Data Load

######## [LIBRARY] ########
library(readxl)
library(tidyverse)
library(ggplot2)
library(gridExtra)


######## [DATA] ########
datathon <- read_xlsx('C:\\Users\\jeong\\Desktop\\datathon.xlsx',sheet = 1)
country <- read_xlsx('C:\\Users\\jeong\\Desktop\\datathon.xlsx',sheet = 2)

Data Preprocessing

######## [CODE] data of ages 0-4 (year: 2001-2015) ########
datathon2 <- datathon
## latest 15-year data (2003-2015)
myyear <- as.character(2003:2017)

## select rows that do not have any NA
completeFun <- function(data, desiredCols) {
  completeVec <- complete.cases(data[, desiredCols])
  return(data[completeVec, ])
}
mydata <- completeFun(datathon2,myyear)
mydata2 <- mydata[,-c(5:47,63)]

Demographic Dividend

######## [DATA] data_all ########
## group data by year
data_all <- mydata2 %>% 
  gather(key = year, value = value,
         -`Country Name`,-`Country Code`,-`Indicator Code`,-`Indicator Name`)

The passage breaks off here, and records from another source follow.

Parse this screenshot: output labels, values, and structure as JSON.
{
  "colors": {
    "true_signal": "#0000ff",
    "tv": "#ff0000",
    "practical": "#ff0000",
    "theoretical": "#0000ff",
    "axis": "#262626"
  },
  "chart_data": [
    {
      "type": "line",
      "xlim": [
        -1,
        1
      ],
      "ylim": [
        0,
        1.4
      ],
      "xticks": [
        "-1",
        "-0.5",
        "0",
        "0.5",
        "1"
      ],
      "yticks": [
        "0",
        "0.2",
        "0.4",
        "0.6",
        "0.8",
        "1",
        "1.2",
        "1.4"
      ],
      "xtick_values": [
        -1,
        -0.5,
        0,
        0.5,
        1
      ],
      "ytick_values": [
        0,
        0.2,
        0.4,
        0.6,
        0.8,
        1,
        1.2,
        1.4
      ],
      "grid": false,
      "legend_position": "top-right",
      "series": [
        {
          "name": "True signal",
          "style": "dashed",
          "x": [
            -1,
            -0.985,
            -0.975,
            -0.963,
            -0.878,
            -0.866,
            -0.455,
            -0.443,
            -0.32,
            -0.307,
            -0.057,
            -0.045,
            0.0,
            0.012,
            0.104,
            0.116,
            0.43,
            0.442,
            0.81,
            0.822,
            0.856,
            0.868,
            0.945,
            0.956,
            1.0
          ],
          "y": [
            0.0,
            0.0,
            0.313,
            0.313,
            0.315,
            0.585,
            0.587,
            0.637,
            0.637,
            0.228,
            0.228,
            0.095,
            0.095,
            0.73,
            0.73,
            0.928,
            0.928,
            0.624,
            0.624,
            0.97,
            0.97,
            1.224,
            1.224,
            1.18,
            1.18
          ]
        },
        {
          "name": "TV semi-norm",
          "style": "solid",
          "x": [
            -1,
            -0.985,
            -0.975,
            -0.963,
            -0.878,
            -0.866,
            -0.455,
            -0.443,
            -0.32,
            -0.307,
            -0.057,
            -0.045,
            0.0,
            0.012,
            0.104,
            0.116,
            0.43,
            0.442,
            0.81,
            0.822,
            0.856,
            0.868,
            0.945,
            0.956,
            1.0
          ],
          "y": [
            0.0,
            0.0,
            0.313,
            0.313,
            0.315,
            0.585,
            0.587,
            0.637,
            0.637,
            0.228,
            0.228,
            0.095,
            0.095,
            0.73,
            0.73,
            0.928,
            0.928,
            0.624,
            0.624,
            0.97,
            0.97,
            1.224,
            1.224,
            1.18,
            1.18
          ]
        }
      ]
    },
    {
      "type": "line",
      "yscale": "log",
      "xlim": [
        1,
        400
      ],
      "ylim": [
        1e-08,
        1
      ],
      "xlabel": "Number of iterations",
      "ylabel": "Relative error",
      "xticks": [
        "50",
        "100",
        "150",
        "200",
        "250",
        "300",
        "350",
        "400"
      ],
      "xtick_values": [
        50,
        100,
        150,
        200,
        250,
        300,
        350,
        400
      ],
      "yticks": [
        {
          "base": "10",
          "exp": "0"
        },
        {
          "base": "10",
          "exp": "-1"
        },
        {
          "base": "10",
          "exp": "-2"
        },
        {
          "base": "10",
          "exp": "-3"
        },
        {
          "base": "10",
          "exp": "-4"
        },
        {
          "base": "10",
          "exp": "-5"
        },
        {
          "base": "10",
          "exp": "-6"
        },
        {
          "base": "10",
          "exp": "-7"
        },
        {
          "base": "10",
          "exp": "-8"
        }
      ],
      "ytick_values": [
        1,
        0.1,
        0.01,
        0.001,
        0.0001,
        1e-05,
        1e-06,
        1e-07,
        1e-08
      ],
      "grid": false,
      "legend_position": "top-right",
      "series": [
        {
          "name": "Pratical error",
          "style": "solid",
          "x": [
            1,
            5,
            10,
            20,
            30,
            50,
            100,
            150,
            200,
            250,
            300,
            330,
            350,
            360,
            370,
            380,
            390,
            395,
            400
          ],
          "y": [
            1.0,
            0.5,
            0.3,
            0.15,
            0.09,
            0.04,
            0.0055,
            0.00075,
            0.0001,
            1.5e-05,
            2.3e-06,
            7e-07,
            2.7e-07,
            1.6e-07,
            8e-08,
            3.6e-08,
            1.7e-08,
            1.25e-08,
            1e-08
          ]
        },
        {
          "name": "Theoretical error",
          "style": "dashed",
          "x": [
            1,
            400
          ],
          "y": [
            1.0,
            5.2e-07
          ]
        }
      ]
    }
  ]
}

######## [DATA] data_all2 / all_single / all_group ########
## classify data
data_all2 <- left_join(data_all,country %>% 
                         select(`Country Code`,Region))
## continental information O
Non_region <- data_all2 %>% 
  distinct(`Country Name`,`Country Code`,Region) %>% 
  filter(is.na(Region)) %>% select(`Country Name`)

## continental information X
region <- data_all2 %>% 
  distinct(`Country Name`,`Country Code`,Region) %>% 
  filter(!is.na(Region)) %>% select(`Country Name`)

all_single <- data_all2 %>% 
  filter(`Country Name` %in% region$`Country Name`)
all_group <- data_all2 %>% 
  filter(`Country Name` %in% Non_region$`Country Name`) %>% 
  select(-Region)
######## [DATA] demo ########
demo <- all_group %>% 
  filter(`Country Name` %in% c('Early-demographic dividend',
                               'Late-demographic dividend',
                               'Post-demographic dividend',
                               'Pre-demographic dividend'))

## rearrange levels
demo$`Country Name` <- factor(demo$`Country Name`,
                              levels = c('Pre-demographic dividend',
                                         'Early-demographic dividend',
                                         'Late-demographic dividend',
                                         'Post-demographic dividend'))


######## [DATA] demo_f / demo_m ########
demo_f <- demo %>% 
  filter(`Indicator Code` %in% c('SE.PRM.NENR.FE',
                                 'SE.SEC.NENR.FE'))
demo_m <- demo %>% 
  filter(`Indicator Code` %in% c('SE.PRM.NENR.MA',
                                 'SE.SEC.NENR.MA'))
ff <- demo_f %>% 
  select(`Country Name`,`Indicator Name`,year,value) %>% 
  mutate('gender'='Female')
mm <- demo_m %>% 
  select(`Country Name`,`Indicator Name`,year,value) %>% 
  mutate('gender'='Male')
tt <- rbind(ff,mm)

ggplot(tt,aes(year,value,
              group=interaction(`Indicator Name`,gender),
              color=interaction(`Indicator Name`,gender),
              linetype=interaction(`Indicator Name`,gender))) +
  geom_line(lwd=1) + theme_bw() +
  labs(y='(% net)') +
  theme(legend.position = 'bottom',
        axis.text.x = element_text(angle = 45, hjust = 1)) +
  scale_x_discrete(breaks = seq(2003,2017,by=3)) +
  scale_color_manual('',values = c('tomato','royalblue1','tomato','royalblue1'),
                     labels = c('Primary School enrollment, Female',
                                'Secondary School enrollment, Female',
                                'Primary School enrollment, Male',
                                'Secondary School enrollment, Male')) +
  scale_linetype_manual('',values = c(1,1,3,3),
                     labels = c('Primary School enrollment, Female',
                                'Secondary School enrollment, Female',
                                'Primary School enrollment, Male',
                                'Secondary School enrollment, Male')) +
  guides(color=guide_legend(nrow=2,byrow = T)) +
  facet_grid(~`Country Name`)

It is clearly shown that as countries enter a more developed demographic period, the percentage of people engaging in education rises. This supports the findings of recent research that the demographic dividend is an education-triggered dividend.